Gauss is another allegedly state sponsored piece of sophisticated malicious software. Again, this software has been difficult for researchers to decipher. "The true purpose of the Gauss malware remains unknown," Raiu said. Buried in Gaus is a "warhead," or a block of code that has been encrypted multiple times, Raiu said. "Nobody has been able to decrypt it to know what it actually does," Raiu said.
Kaspersky's most recent find was Red October. "Red October was extremely targeted," Raiu said. Raiu said that the software targeted government diplomatic institutions, which is not the normal target for profit minded malware writers. It also specifically targeted governments, energy companies, military contractors and aerospace companies.
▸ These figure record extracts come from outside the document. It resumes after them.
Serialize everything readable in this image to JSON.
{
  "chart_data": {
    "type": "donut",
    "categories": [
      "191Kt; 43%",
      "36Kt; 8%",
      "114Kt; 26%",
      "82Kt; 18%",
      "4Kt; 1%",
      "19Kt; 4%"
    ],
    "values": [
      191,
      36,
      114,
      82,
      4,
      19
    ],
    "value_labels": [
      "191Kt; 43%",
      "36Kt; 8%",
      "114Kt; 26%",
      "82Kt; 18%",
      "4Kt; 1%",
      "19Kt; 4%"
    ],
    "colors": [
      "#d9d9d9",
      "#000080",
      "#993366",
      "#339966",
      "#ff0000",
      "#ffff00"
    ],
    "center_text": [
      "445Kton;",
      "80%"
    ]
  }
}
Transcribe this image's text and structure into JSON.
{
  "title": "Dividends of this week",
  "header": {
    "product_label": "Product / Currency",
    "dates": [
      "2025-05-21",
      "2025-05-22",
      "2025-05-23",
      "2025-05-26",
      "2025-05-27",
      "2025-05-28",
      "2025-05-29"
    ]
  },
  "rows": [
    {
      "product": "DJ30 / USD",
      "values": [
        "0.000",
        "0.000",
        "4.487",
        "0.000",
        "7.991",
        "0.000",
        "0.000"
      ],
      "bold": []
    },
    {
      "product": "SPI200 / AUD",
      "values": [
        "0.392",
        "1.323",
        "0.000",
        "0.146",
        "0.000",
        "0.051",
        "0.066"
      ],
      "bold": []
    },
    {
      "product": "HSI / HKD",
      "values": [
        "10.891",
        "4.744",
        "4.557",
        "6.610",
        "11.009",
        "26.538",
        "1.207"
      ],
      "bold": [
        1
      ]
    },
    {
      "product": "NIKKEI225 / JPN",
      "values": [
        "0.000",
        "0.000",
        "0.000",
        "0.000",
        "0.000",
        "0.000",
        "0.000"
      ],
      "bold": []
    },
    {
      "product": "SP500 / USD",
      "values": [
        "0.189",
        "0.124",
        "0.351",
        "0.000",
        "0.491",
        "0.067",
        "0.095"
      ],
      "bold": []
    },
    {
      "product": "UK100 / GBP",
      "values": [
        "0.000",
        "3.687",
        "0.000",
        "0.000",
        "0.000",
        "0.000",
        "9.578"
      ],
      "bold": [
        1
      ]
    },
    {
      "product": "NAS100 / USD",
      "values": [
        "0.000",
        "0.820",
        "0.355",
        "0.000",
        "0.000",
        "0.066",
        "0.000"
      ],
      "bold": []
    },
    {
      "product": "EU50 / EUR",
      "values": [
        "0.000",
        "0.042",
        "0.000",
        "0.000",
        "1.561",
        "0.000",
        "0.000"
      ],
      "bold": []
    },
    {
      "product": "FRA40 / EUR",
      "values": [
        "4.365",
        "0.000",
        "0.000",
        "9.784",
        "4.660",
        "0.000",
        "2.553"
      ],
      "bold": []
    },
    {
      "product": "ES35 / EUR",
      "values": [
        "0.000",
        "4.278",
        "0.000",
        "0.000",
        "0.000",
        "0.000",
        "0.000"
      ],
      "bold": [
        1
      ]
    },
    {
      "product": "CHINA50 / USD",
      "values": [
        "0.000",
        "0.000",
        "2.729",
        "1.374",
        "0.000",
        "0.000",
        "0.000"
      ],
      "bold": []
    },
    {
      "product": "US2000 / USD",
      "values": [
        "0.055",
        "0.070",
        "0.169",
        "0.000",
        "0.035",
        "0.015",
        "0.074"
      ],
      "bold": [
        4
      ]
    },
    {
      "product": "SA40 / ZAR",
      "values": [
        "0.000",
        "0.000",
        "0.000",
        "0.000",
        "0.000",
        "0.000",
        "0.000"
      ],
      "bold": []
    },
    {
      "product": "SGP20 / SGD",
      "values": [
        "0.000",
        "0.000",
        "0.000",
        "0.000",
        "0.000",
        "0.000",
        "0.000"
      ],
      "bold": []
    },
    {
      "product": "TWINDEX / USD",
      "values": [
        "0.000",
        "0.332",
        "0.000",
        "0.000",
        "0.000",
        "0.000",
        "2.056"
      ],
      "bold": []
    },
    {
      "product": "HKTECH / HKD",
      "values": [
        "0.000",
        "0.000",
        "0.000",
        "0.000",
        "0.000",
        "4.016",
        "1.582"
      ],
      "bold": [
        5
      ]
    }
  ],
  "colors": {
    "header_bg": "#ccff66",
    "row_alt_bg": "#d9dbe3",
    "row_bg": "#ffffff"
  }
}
Red October is also more sophisticated than the average profit-driven malware. It is a modular system. It "looks at what you have on your computer and depending on what you have, and what you do with your computer, [it] will send you dedicated modules for different purposes," Raiu said. One module, for instance, steals data from mobile phones. Another module can retrieve deleted data from USB memory sticks.
The rise of nation state malware is bad news for enterprises in a number of ways, Raiu said.
Cyberwarfare "has a lot of hidden dangers," Raiu said. Weaponized exploits developed by governments can be reused by cyber criminals for profit. Another danger is unintended proliferation. "Cyberweapons, which have the ability to multiply by themselves, can simply get out of control," Raiu said.
In either case, organizations and individuals can suffer from damage from this software, either intentionally or accidentally.
For instance, in January 2010, Google -- rather than a U.S. government agency -- alerted the world about the Aurora malware attack that took place against Google and other large IT companies, charging that the Chinese government was behind the attacks.